Children's enuresis is what we often call bed wetting, which usually refers to the involuntary urination of children when they are asleep. Its symptoms are bed wetting at night, frequent urination, urgency or dysuria, and fine urine flow during the day. It is divided into primary enuresis and secondary enuresis. Primary enuresis refers to those who have no obvious urinary tract or nervous system organic lesions. Secondary enuresis refers to secondary lower urinary tract obstruction, cystitis, neurogenic bladder and other diseases. The occurrence of the disease is related to cerebral cortex development retardation, psychological factors and heredity.

Treatment of enuresis:

1. General therapy

Develop a good work and rest system and health habits, avoid overwork, master the time and law of bed wetting, and wake up the child to urinate with an alarm clock at night 1 ~ 2 times. Sleep 1 ~ 2 hours during the day, avoid excessive excitement or strenuous exercise during the day and prevent deep sleep at night. Build confidence in the whole treatment process. Gradually correct shyness, anxiety, fear and cringe, take care of patients' self-esteem, encourage them more, reprimand and punish them less, and reduce their psychological burden, which is the key to successful treatment.

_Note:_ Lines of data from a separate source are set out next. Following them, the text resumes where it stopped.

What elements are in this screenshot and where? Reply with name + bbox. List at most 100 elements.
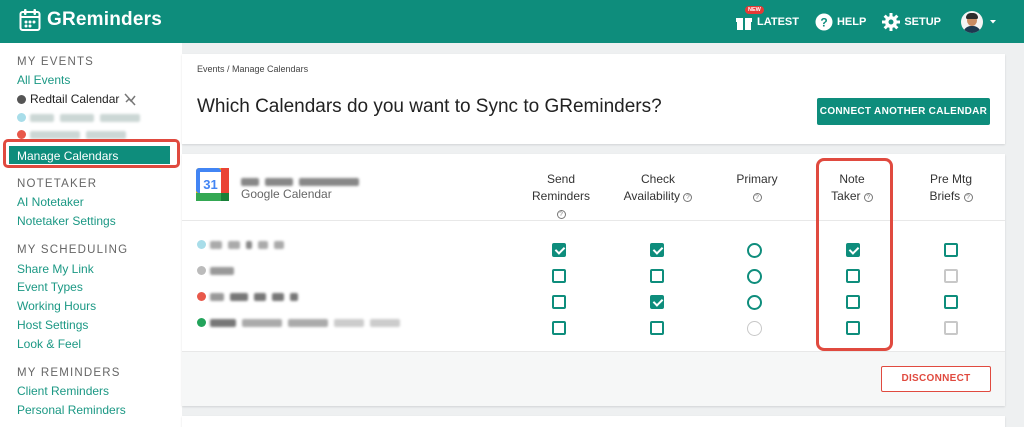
sidebar-item-client-reminders[interactable]: Client Reminders xyxy=(17,384,109,398)
new-badge: NEW xyxy=(745,6,764,14)
pre-mtg-briefs-checkbox[interactable] xyxy=(944,243,958,257)
sidebar-item-working-hours[interactable]: Working Hours xyxy=(17,299,96,313)
caret-down-icon xyxy=(990,19,996,23)
sidebar-item-event-types[interactable]: Event Types xyxy=(17,280,83,294)
calendar-row-name xyxy=(197,266,240,275)
my-events-heading: MY EVENTS xyxy=(17,56,95,68)
check-availability-checkbox[interactable] xyxy=(650,269,664,283)
send-reminders-checkbox[interactable] xyxy=(552,321,566,335)
redtail-calendar-label: Redtail Calendar xyxy=(30,92,120,106)
sidebar: MY EVENTS All Events Redtail Calendar Ma… xyxy=(0,43,182,427)
calendar-color-dot xyxy=(17,130,26,139)
help-link[interactable]: ? HELP xyxy=(815,13,866,31)
app-logo[interactable]: GReminders xyxy=(19,8,162,32)
calendar-card: 31 Google Calendar Send Reminders ? Chec… xyxy=(182,154,1005,406)
redacted-text xyxy=(210,240,222,249)
sidebar-item-calendar[interactable] xyxy=(17,113,146,122)
calendar-color-dot xyxy=(197,266,206,275)
disconnect-button[interactable]: DISCONNECT xyxy=(881,366,991,392)
primary-radio xyxy=(747,321,762,336)
primary-radio[interactable] xyxy=(747,243,762,258)
calendar-row-name xyxy=(197,318,406,327)
gift-icon xyxy=(736,18,752,30)
sidebar-item-share-my-link[interactable]: Share My Link xyxy=(17,262,94,276)
help-circle-icon[interactable]: ? xyxy=(752,193,762,202)
sidebar-item-personal-reminders[interactable]: Personal Reminders xyxy=(17,403,126,417)
col-primary: Primary ? xyxy=(736,172,778,202)
sidebar-item-ai-notetaker[interactable]: AI Notetaker xyxy=(17,195,84,209)
primary-radio[interactable] xyxy=(747,269,762,284)
setup-label: SETUP xyxy=(904,15,941,28)
sidebar-item-calendar[interactable] xyxy=(17,130,132,139)
notetaker-heading: NOTETAKER xyxy=(17,178,98,190)
redacted-text xyxy=(228,240,240,249)
sidebar-item-all-events[interactable]: All Events xyxy=(17,73,70,87)
redacted-text xyxy=(230,292,248,301)
avatar xyxy=(961,10,983,33)
note-taker-checkbox[interactable] xyxy=(846,269,860,283)
sync-off-icon xyxy=(124,92,136,106)
note-taker-checkbox[interactable] xyxy=(846,243,860,257)
sidebar-item-redtail-calendar[interactable]: Redtail Calendar xyxy=(17,92,137,106)
my-scheduling-heading: MY SCHEDULING xyxy=(17,244,129,256)
help-circle-icon[interactable]: ? xyxy=(863,193,873,202)
help-circle-icon[interactable]: ? xyxy=(963,193,973,202)
sidebar-item-notetaker-settings[interactable]: Notetaker Settings xyxy=(17,214,116,228)
sidebar-item-manage-calendars[interactable]: Manage Calendars xyxy=(9,146,170,164)
redacted-text xyxy=(290,292,298,301)
next-card xyxy=(182,416,1005,427)
user-menu[interactable] xyxy=(961,10,1002,33)
redacted-text xyxy=(210,292,224,301)
card-footer: DISCONNECT xyxy=(182,351,1005,406)
app-name: GReminders xyxy=(47,9,162,30)
redacted-text xyxy=(265,178,293,186)
help-label: HELP xyxy=(836,15,867,28)
redacted-text xyxy=(241,178,259,186)
redacted-text xyxy=(242,318,282,327)
send-reminders-checkbox[interactable] xyxy=(552,269,566,283)
note-taker-checkbox[interactable] xyxy=(846,321,860,335)
redacted-text xyxy=(246,240,252,249)
connect-another-calendar-button[interactable]: CONNECT ANOTHER CALENDAR xyxy=(817,98,990,125)
redacted-text xyxy=(30,113,54,122)
calendar-logo-icon xyxy=(19,9,41,31)
col-pre-mtg-briefs: Pre Mtg Briefs ? xyxy=(929,172,973,203)
col-send-reminders: Send Reminders ? xyxy=(531,172,591,219)
send-reminders-checkbox[interactable] xyxy=(552,295,566,309)
help-circle-icon[interactable]: ? xyxy=(556,210,566,219)
calendar-color-dot xyxy=(17,94,26,104)
col-check-availability: Check Availability ? xyxy=(618,171,698,205)
latest-link[interactable]: NEW LATEST xyxy=(735,6,799,30)
calendar-row-name xyxy=(197,240,290,249)
setup-link[interactable]: SETUP xyxy=(882,12,941,31)
pre-mtg-briefs-checkbox xyxy=(944,321,958,335)
redacted-text xyxy=(210,266,234,275)
redacted-text xyxy=(272,292,284,301)
redacted-text xyxy=(258,240,268,249)
sidebar-item-look-and-feel[interactable]: Look & Feel xyxy=(17,337,81,351)
primary-radio[interactable] xyxy=(747,295,762,310)
top-nav: NEW LATEST ? HELP SETUP xyxy=(719,0,1002,43)
svg-text:?: ? xyxy=(820,15,827,29)
divider xyxy=(182,220,1005,221)
google-calendar-icon: 31 xyxy=(196,168,229,201)
redacted-text xyxy=(334,318,364,327)
send-reminders-checkbox[interactable] xyxy=(552,243,566,257)
breadcrumb: Events / Manage Calendars xyxy=(197,64,309,74)
top-bar: GReminders NEW LATEST ? HELP SETUP xyxy=(0,0,1024,43)
sidebar-item-host-settings[interactable]: Host Settings xyxy=(17,318,88,332)
note-taker-checkbox[interactable] xyxy=(846,295,860,309)
redacted-text xyxy=(274,240,284,249)
check-availability-checkbox[interactable] xyxy=(650,295,664,309)
redacted-text xyxy=(100,113,140,122)
check-availability-checkbox[interactable] xyxy=(650,321,664,335)
calendar-color-dot xyxy=(197,318,206,327)
check-availability-checkbox[interactable] xyxy=(650,243,664,257)
help-circle-icon[interactable]: ? xyxy=(683,193,693,202)
pre-mtg-briefs-checkbox[interactable] xyxy=(944,295,958,309)
redacted-text xyxy=(210,318,236,327)
pre-mtg-briefs-checkbox xyxy=(944,269,958,283)
redacted-text xyxy=(370,318,400,327)
help-icon: ? xyxy=(815,13,833,30)
calendar-color-dot xyxy=(17,113,26,122)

2. Behavior therapy for children's bed wetting.

(1) micturition interruption training encourages children to stop micturition in the middle of each micturition, count from 1 to 10 by themselves, and then excrete urine, which can train and improve the bladder sphincter's ability to control micturition.

(2) Urine tolerance training allows children to drink more water during the day. When he has the feeling of urinating, let him hold his urine for no more than 10 minutes at a time, and train 1 ~ 2 times a day to expand the bladder and increase its volume, thus reducing the frequency of urination at night.

(3) Before regular training, he often wets the bed at night, and the alarm clock combined with artificial awakening allows him to walk around indoors, or wash his face with cold water, so that urine can be discharged consciously, with the purpose of helping to establish conditioned reflex.

Parents should find out that their children wet the bed in time, urge them to empty the residual urine, dry the parts, change underwear and dry the bed.

3. Drug therapy

4. Physical therapy

You can wake up regularly with an alarm clock, acupuncture, massage and other methods.